The key part is this... hypeDocument.goToTimeInTimeLineNamed ...that's not really scrolling. It's just changing the time in the timeline... like skipping to a different part of a movie.
The scroll part appears to be related to the "window.onscroll" (are you sure it's "windows"?) JavaScript event. Where does "scrollY" come from? The "Y" value is typically up and down. "X" would be left and right.
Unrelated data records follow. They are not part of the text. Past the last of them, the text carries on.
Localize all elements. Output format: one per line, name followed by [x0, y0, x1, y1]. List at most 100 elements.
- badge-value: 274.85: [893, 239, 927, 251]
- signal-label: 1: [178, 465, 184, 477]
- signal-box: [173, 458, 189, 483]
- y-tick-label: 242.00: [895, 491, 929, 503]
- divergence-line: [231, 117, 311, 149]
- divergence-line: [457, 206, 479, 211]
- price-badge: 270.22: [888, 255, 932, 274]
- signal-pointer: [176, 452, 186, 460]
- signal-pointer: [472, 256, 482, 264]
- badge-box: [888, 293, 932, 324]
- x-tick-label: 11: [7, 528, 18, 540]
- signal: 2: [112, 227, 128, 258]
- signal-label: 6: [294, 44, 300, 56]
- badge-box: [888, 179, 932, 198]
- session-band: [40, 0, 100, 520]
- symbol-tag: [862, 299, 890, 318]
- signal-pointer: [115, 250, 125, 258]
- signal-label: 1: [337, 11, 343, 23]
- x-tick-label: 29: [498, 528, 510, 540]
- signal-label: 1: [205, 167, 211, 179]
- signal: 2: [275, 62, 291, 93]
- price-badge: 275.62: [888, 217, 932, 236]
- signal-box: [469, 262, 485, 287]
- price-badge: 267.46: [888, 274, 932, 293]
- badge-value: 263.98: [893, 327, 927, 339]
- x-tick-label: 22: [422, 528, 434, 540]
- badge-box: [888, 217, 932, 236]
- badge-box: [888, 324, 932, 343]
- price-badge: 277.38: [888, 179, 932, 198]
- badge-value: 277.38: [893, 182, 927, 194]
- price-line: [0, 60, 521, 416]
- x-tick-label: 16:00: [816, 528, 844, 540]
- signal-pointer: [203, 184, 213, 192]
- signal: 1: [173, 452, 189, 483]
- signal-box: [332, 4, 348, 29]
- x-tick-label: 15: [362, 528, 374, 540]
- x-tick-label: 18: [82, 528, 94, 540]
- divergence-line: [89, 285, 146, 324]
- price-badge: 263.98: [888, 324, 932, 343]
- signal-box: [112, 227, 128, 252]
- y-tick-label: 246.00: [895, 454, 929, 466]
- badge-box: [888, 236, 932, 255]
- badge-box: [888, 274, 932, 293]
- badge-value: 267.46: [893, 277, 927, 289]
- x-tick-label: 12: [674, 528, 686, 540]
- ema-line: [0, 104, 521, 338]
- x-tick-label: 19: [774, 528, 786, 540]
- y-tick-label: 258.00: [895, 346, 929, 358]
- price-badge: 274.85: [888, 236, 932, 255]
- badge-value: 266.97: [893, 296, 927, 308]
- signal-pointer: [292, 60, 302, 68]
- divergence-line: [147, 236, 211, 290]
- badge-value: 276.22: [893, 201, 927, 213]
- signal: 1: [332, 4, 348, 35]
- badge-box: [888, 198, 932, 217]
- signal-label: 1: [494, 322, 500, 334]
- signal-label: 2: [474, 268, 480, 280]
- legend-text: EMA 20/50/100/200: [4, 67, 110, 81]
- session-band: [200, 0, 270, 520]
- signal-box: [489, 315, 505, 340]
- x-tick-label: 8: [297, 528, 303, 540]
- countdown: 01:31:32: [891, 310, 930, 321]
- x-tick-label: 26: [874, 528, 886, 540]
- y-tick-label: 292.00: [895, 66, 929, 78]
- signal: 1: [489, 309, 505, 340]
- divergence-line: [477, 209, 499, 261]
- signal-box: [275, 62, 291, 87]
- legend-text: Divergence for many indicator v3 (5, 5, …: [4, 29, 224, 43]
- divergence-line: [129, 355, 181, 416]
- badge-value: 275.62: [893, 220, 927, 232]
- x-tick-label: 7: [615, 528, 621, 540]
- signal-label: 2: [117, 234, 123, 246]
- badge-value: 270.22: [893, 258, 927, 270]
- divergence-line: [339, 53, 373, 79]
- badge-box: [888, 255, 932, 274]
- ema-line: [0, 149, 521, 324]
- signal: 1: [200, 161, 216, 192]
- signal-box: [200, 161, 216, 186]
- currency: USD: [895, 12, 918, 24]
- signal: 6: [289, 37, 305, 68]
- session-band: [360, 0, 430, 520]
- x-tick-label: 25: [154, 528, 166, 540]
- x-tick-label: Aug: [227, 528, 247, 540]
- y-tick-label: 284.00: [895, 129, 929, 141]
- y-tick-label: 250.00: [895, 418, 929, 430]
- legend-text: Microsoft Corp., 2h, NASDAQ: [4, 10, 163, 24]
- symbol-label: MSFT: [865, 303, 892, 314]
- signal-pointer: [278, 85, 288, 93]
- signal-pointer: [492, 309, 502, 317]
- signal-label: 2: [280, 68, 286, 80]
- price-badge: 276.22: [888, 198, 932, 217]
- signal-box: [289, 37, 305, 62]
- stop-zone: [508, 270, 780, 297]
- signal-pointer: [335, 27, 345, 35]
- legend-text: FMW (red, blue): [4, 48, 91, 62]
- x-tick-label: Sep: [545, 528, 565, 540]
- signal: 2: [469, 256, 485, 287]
If I wanted my Hype Document to respond to scroll events, I'd likely write it differently. Here's an example from the "Webpage" template...
if (!window.menustart) {
document.addEventListener("scroll", scrolling);
}
First, I add an event listener to "scroll" events. When that event occurs, the custom "scrolling" function is run. This event listener is inside a condition, as I only want to run the event listener once. (If the scene is reloaded, that might duplicate... triplicate... quadruplicate... etc... the event listener. Also, the condition is specific to the "Webpage" project. If you want to protect your project from running the same event listener multiple times, you'll need your own condition to check for or a different way to manage event listeners.)
function scrolling(e) {
var s = document.getElementsByTagName("html")[0].scrollTop;
if (s > menustart) {
window.menu.setAttribute("data-sticky", "true");
hypeDocument.setElementProperty(
window.menu, "top", 0
);
} else {
window.menu.setAttribute("data-sticky", "false");
hypeDocument.setElementProperty(
window.menu, "top", menustart
);
}
}
In my function, I'm controlling the custom data attribute value on an element. Here, it seems you want to control a timeline... and you want to do that horizontally. So, I'm thinking that you'd want to grab the horizontal scroll value and then update your Hype scene based on that value.
Here's how you get the horizontal scroll value...
In Hype-Land, it's basically... hypeDocument.getElementById("ID").scrollLeft
...where "ID" is the ID name of the element that has the horizontal scrollbar.